Marathon training might take over your life for a while and you should accept the fact the race is going to be hard. You need to become accustomed to running on tired legs. There is often too much emphasis on the long run and speed work in standard marathon training plans. When these are looked upon as the sole focus, an athlete is often more likely to rest the day before and after these workouts to be fresh and recovered. But getting in the volume on the days in between can be as important as the workouts themselves. If you take those recovery runs easy enough, they should be manageable. And having the accumulated fatigue from the day-to-day grind of marathon training will stimulate benefits and adaptations during your speed work and the long run that you wouldn’t otherwise achieve if you ran them on fresh legs.

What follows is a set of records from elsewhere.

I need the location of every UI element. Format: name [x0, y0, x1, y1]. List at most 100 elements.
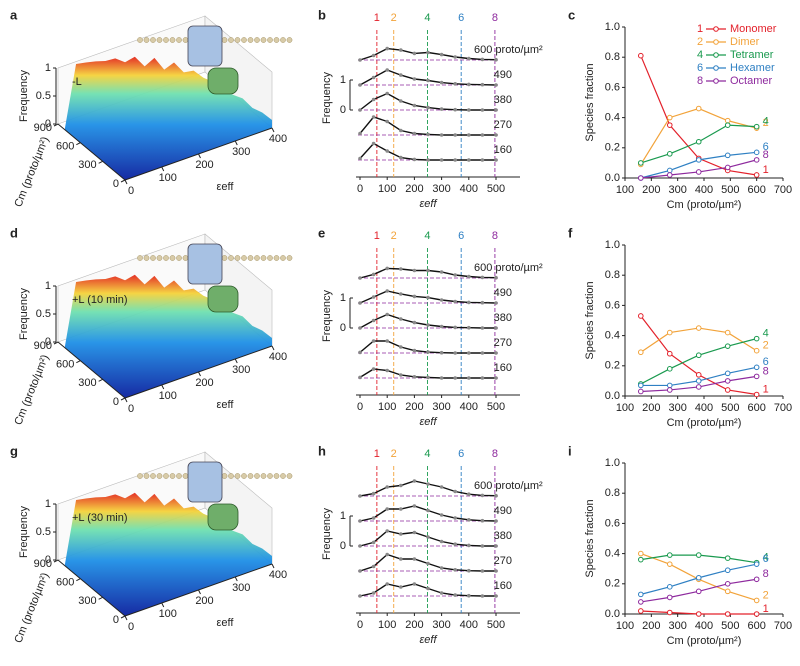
y-axis-label: Frequency — [321, 290, 333, 342]
x-tick — [161, 166, 165, 172]
ridge-point — [480, 376, 485, 380]
ridge-point — [371, 318, 376, 323]
x-axis-label: Cm (proto/µm²) — [667, 199, 742, 211]
ridge-point — [399, 73, 403, 77]
receptor — [187, 25, 223, 67]
series-point — [695, 384, 702, 390]
series-point — [695, 378, 702, 384]
ridge-point — [412, 530, 417, 535]
ridge-point — [412, 348, 417, 353]
lipid — [254, 255, 260, 261]
ridge-point — [453, 325, 458, 330]
series-number: 6 — [763, 553, 769, 565]
x-axis-label: εeff — [217, 617, 235, 629]
series-point — [753, 373, 760, 380]
ridge-point — [358, 108, 362, 112]
series-point — [724, 555, 731, 561]
ridge-point — [385, 339, 390, 343]
series-number: 8 — [763, 568, 769, 580]
lipid — [247, 255, 254, 261]
scale-tick-label: 1 — [340, 74, 346, 86]
ridge-point — [358, 569, 362, 573]
series-point — [695, 588, 702, 595]
series-point — [638, 591, 644, 598]
ridge-point — [494, 83, 498, 87]
receptor — [187, 461, 223, 503]
ridge-point — [453, 593, 458, 597]
ridge-point — [480, 158, 485, 162]
x-axis-label: Cm (proto/µm²) — [667, 417, 742, 429]
series-point — [724, 152, 731, 159]
series-number: 8 — [763, 149, 769, 161]
species-label: 8 — [492, 448, 498, 460]
ridge-point — [399, 373, 403, 377]
ridge-point — [358, 494, 362, 498]
ridge-fit — [359, 116, 496, 136]
x-tick-label: 100 — [159, 390, 177, 402]
lipid — [176, 473, 182, 479]
ridge-point — [467, 568, 471, 573]
x-axis-label: εeff — [217, 181, 235, 193]
ridge-point — [399, 155, 403, 160]
series-number: 1 — [763, 603, 769, 615]
x-tick-label: 100 — [159, 608, 177, 620]
ridge-point — [426, 268, 430, 273]
legend-marker — [713, 52, 719, 58]
ridge-point — [399, 585, 403, 589]
lipid — [169, 37, 176, 43]
lipid — [286, 37, 293, 43]
x-tick — [124, 179, 128, 185]
legend-number: 4 — [697, 49, 703, 61]
ridge-label: 490 — [494, 505, 512, 517]
lipid — [280, 473, 286, 479]
x-tick-label: 0 — [128, 403, 134, 415]
ridge-point — [358, 83, 362, 87]
legend-label: Monomer — [730, 23, 777, 35]
series-point — [695, 157, 702, 163]
ridge-point — [453, 82, 458, 86]
x-tick-label: 500 — [487, 183, 505, 195]
x-tick-label: 300 — [432, 401, 450, 413]
series-point — [753, 611, 760, 617]
ridge-point — [467, 492, 471, 497]
ridge-point — [439, 80, 444, 85]
ridge-label: 600 proto/µm² — [474, 480, 543, 492]
x-tick-label: 700 — [774, 620, 792, 632]
series-point — [666, 114, 673, 121]
ridge-point — [453, 376, 458, 380]
lipid — [156, 37, 163, 43]
y-tick-label: 0 — [113, 396, 119, 408]
x-tick-label: 200 — [195, 377, 213, 389]
lipid — [221, 37, 228, 43]
x-tick-label: 0 — [357, 619, 363, 631]
panel-label: i — [568, 443, 572, 458]
ridge-point — [439, 591, 444, 595]
ridge-point — [439, 52, 444, 57]
species-label: 4 — [424, 230, 430, 242]
lipid — [280, 255, 286, 261]
y-tick — [98, 378, 103, 382]
ridge-point — [399, 317, 403, 321]
y-axis-label: Species fraction — [584, 63, 596, 141]
x-tick-label: 100 — [378, 401, 396, 413]
y-tick-label: 600 — [56, 141, 74, 153]
x-axis-label: εeff — [419, 198, 437, 210]
ridge-point — [480, 569, 485, 573]
series-point — [638, 556, 644, 563]
y-tick-label: 0.8 — [605, 487, 620, 499]
ridge-point — [399, 345, 403, 349]
y-tick-label: 900 — [34, 122, 52, 134]
series-point — [724, 567, 731, 574]
species-label: 1 — [374, 448, 380, 460]
series-number: 6 — [763, 356, 769, 368]
ridge-point — [439, 298, 444, 302]
series-point — [753, 157, 760, 163]
series-point — [638, 175, 644, 181]
y-tick-label: 0.4 — [605, 548, 620, 560]
series-point — [638, 349, 644, 356]
ridge-label: 270 — [494, 119, 512, 131]
y-tick — [76, 360, 81, 364]
ridge-point — [399, 292, 403, 296]
ridge-point — [480, 544, 485, 548]
x-tick-label: 0 — [357, 183, 363, 195]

Nutrition is one of the most underrated and under-practiced aspects of marathon training. The human body can store enough glycogen for about two hours of aerobic activity. So, it doesn’t matter if you’re running 2:10 or 6 hours for the marathon and it doesn’t matter how much you carb load. At some point your body is going to run out of glycogen. There is no gold standard for fuelling – some people like gels, some like chews, some prefer real food, like dates. The only way to learn what works for you is to practice, practice, practice. Take a minimum of 30g of carbohydrate per hour — about 1.5 standard energy gels. If your body can handle more fuel, take it. For most people the upper limit is 60g of carbohydrate per hour. That’s about 3 gels. The only way to find out your limit is to practice, practice, practice. Your long runs and marathon paced runs are the best times to do this.
Follow Your Plan
Do not leave things to chance or add variables to the equation on race day. Make sure you plan for the following and have practiced in advance.
- Pre-race meals: Eat what you have trained with. The pre-race pasta party might be your jam, but if you haven’t eaten pasta the night before your long runs, it might not be the right choice. For a race morning meal, bring your own food.
- Time of the race: Do some of your training, especially the long run, at same time of day as your race.
- Shoes: Don’t change the model of shoe you run in too close to the race and don’t run on a dead pair of shoes.
- Gear: Chaffing and blisters can derail your race. Find socks, shorts and a shirt that fit and don’t cause issues. Don’t wear anything new from the event expo for race day.